Demi Masa Depan, AUM Inovatif dan Kepemimpinan Transformatif
Dunia bergerak semakin cepat, percepatan dan keterkejutan peradaban ini semakin nampak nyata di depan mata. Oleh karena itu, dalam tata kelola Amal Usaha Muhammadiyah (AUM) diperlukan langkah inovatif dan alternatif yang didukung sumber daya manusia untuk menatap peradaban ke depan.
Ketua Umum PP Muhammadiyah, Haedar Nashir mengungkapkan hal itu dalam acara Pelantikan Direksi RS PKU Muhammadiyah Yogyakarta dan RS PKU Muhammadiyah Gamping, Jogjakarta, Jumat lalu.

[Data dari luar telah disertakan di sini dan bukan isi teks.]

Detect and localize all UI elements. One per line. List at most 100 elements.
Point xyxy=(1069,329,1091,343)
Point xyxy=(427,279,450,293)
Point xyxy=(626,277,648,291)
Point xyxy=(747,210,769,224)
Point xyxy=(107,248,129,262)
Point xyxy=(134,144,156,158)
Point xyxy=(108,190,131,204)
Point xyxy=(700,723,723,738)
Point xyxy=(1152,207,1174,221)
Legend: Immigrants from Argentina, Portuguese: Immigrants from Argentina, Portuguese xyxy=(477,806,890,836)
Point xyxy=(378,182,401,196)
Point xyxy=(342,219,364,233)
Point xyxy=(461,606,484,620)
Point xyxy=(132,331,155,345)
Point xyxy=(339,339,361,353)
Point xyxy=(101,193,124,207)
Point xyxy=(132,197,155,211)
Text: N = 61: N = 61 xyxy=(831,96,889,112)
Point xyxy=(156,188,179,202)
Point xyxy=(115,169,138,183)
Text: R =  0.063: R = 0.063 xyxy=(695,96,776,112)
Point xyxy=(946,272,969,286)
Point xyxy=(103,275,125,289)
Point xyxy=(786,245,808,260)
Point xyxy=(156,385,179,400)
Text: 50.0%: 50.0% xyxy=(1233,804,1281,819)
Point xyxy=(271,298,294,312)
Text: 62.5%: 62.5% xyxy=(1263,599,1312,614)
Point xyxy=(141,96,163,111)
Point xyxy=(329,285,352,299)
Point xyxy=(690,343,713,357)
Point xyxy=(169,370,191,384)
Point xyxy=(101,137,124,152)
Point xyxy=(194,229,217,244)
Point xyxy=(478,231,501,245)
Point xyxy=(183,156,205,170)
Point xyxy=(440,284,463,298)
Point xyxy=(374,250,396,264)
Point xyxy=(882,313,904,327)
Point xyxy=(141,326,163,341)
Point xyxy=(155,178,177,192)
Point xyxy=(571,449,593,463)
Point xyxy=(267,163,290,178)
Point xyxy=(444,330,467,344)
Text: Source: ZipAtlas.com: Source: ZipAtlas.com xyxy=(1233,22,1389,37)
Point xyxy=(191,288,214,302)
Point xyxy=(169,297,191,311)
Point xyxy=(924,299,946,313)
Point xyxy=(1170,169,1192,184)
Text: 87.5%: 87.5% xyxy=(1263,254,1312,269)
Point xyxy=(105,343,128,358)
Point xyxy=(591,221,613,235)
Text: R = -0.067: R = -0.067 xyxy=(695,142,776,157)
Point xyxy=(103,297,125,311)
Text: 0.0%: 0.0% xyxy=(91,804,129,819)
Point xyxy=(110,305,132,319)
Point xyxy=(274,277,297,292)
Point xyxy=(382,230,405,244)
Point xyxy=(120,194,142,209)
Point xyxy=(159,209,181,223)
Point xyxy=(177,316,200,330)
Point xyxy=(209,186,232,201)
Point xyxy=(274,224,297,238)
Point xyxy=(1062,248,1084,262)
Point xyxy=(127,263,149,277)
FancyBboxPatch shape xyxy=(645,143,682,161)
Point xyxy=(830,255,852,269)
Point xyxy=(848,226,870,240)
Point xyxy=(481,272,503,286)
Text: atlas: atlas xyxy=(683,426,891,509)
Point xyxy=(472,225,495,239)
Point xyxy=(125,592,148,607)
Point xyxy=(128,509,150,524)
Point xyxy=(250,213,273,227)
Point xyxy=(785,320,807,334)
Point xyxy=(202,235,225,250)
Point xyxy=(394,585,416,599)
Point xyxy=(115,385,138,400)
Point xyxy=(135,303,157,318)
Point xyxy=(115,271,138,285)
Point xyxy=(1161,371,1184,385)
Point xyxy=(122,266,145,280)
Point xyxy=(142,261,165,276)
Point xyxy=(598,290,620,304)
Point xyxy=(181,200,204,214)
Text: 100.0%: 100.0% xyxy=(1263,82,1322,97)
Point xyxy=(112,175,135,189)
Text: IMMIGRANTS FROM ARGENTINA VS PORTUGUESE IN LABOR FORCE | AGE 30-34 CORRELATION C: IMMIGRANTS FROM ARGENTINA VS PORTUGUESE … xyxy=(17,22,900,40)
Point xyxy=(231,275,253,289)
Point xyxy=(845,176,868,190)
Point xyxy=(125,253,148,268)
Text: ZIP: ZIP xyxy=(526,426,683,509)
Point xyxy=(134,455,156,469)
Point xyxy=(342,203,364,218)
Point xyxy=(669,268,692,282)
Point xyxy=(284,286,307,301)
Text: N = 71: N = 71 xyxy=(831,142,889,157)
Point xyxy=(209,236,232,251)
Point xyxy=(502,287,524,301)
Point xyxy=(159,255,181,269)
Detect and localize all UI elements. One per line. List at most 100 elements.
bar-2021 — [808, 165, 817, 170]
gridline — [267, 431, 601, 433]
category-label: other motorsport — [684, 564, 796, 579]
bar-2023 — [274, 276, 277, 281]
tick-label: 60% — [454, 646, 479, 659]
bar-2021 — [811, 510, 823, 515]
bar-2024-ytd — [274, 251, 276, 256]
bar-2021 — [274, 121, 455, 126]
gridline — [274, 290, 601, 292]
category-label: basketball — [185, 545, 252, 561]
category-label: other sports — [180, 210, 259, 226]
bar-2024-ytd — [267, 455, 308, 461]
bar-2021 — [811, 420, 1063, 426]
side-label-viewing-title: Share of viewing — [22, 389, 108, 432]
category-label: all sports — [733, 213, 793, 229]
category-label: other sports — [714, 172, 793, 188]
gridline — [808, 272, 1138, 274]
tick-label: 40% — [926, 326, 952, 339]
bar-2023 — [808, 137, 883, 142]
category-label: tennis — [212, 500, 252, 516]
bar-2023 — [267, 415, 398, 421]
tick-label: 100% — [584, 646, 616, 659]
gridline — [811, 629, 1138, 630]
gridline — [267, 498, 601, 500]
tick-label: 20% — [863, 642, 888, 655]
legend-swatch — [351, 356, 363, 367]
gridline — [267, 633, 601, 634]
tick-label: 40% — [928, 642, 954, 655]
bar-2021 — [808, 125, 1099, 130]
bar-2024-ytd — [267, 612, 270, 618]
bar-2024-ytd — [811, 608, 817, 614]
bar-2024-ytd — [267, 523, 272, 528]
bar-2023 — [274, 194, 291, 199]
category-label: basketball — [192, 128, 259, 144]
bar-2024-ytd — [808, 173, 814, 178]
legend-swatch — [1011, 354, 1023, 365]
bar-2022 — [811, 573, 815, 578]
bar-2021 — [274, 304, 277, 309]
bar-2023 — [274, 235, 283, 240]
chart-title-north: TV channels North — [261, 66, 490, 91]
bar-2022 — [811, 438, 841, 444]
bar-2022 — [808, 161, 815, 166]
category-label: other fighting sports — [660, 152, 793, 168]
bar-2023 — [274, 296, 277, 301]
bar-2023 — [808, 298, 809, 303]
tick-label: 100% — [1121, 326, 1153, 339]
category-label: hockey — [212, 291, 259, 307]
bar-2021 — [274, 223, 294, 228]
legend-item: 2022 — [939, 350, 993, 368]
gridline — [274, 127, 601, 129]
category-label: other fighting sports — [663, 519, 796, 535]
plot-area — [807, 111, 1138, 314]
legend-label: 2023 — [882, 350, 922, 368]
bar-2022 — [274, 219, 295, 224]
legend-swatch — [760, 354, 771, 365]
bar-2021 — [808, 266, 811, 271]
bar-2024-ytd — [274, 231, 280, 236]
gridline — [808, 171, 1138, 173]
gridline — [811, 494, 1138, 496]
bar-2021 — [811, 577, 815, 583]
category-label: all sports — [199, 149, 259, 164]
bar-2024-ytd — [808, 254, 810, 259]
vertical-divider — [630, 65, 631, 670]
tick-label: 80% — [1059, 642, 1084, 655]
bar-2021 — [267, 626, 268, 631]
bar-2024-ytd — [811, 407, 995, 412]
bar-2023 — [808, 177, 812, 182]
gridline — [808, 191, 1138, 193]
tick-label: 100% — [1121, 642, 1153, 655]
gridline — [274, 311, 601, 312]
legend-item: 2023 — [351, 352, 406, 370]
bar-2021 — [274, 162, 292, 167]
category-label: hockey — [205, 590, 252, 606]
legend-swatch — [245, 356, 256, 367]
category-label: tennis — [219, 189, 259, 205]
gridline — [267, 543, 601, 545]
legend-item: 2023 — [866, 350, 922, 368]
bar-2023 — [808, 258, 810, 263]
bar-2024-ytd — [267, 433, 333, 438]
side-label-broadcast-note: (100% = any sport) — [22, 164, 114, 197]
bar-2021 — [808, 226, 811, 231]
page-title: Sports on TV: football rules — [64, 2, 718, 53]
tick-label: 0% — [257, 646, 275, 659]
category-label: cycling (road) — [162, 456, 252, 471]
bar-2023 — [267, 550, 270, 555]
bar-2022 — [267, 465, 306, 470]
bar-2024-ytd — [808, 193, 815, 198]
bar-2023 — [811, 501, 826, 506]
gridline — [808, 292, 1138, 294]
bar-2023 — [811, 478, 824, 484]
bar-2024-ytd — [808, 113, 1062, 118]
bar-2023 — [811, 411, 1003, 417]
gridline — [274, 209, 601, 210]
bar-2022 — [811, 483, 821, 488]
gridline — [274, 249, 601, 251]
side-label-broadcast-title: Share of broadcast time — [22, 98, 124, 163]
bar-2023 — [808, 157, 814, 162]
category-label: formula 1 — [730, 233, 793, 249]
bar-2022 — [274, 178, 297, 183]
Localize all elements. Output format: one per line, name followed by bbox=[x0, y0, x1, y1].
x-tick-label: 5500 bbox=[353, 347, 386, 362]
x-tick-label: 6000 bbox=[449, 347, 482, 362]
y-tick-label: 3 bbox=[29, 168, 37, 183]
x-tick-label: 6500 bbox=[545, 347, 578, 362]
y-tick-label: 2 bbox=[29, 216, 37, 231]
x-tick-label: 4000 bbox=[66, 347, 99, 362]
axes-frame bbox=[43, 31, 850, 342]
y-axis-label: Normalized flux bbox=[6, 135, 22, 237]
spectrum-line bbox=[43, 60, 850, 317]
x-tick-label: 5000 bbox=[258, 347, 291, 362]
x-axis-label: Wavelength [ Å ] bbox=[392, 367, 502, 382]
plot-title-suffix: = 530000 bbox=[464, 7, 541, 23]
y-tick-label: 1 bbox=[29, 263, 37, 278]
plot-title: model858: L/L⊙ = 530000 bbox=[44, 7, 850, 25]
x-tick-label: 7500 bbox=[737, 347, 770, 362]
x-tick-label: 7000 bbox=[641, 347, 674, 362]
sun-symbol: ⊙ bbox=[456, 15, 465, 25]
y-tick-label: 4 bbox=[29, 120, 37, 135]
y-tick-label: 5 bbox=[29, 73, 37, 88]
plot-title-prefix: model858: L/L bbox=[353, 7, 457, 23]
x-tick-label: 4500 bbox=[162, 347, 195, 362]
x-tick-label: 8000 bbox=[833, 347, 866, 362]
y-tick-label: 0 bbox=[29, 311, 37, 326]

Menuturkan, menciptakan AUM yang inovatif dan alternatif membutuhkan sumber daya manusia yang unggul dan itu berkelindan dengan kepemimpinan transformatif.
Aspek kepemimpinan transformatif di antaranya meliputi kemampuan dalam memobilisasi potensi.
Mobilisasi Potensi Warga
Menurut Haedar, di beberapa kasus kurangnya kemampuan pemimpin dalam memobilisasi potensi menyebabkan indek pembangunan manusia Indonesia masih relatif rendah, padahal Indonesia memiliki kader-kader potensial.
Terlebih dalam konteks Umat Islam di Indonesia dengan banyaknya potensi, namun tidak maksimal dimanfaatkan untuk mencapai suatu kemajuan. Menurutnya, pemimpin tidak hanya boleh berkutat di menara gading dengan beragam simbolik. Melainkan harus bisa menyatu dengan semua untuk mampu merubah keadaan.
Aspek kepemimpinan transformatif selanjutnya adalah pemimpin yang mampu memproyeksikan masa depan. Dalam menyongsong masa depan, Haedar berpesan supaya pemimpin di lingkungan AUM dan Persyarikatan Muhammadiyah lebih-lebih harus memiliki proyeksi yang jelas, dan langkah yang terukur dalam menyongsong masa depan.
Kepemimpinan Transformatif
“Untuk meraih masa depan, kepemimpinan transformatif juga memerlukan agenda strategis. Langkah-langkah yang tersistem, jangka menengah apa, jangka panjang apa,” tuturnya.
Oleh karena itu diperlukan pemimpin yang bukan hanya sekali jadi, tapi pemimpin yang memiliki semangat belajar sepanjang masa. Lebih detail lagi, Haedar menyebut proses belajar yang berlaku internal untuk memperbaiki diri dan eksternal untuk memperbaiki sistem.
Mengatur tata kelola AUM untuk menyongsong masa depan gemilang, di sisi lain juga diperlukan perubahan paradigma.
Identits Organisasi
Mengutip Disertasi Siti Noordjanah Djohantini, Haedar menyebut perubahan harus berdasar pada identitas yang dimiliki oleh kelompok, atau yang disebut dengan identitas organisasi (organization identity).
“Yang itu sebenarnya sudah dimiliki oleh Muhammadiyah sejak awal,” imbuh Haedar.
Dalam konteks yang lebih luas, menurut Haedar sebuah bangsa bisa maju itu disebabkan oleh karakter universal yang dibangun seperti bangsa yang lain, akan tetapi karakter yang khas itu hanya dimiliki oleh bangsa itu sendiri. Maka untuk memajukan Indonesia tidak bisa hanya dengan copy paste konsep kemajuan dari Negara lain.
“Yang bisa membedakan Indonesia itu tiga, ada Agama, Pancasila, dan Kebudayaan Luhur Bangsa, ini yang disebut sebagai identitas bangsa,” tuturnya.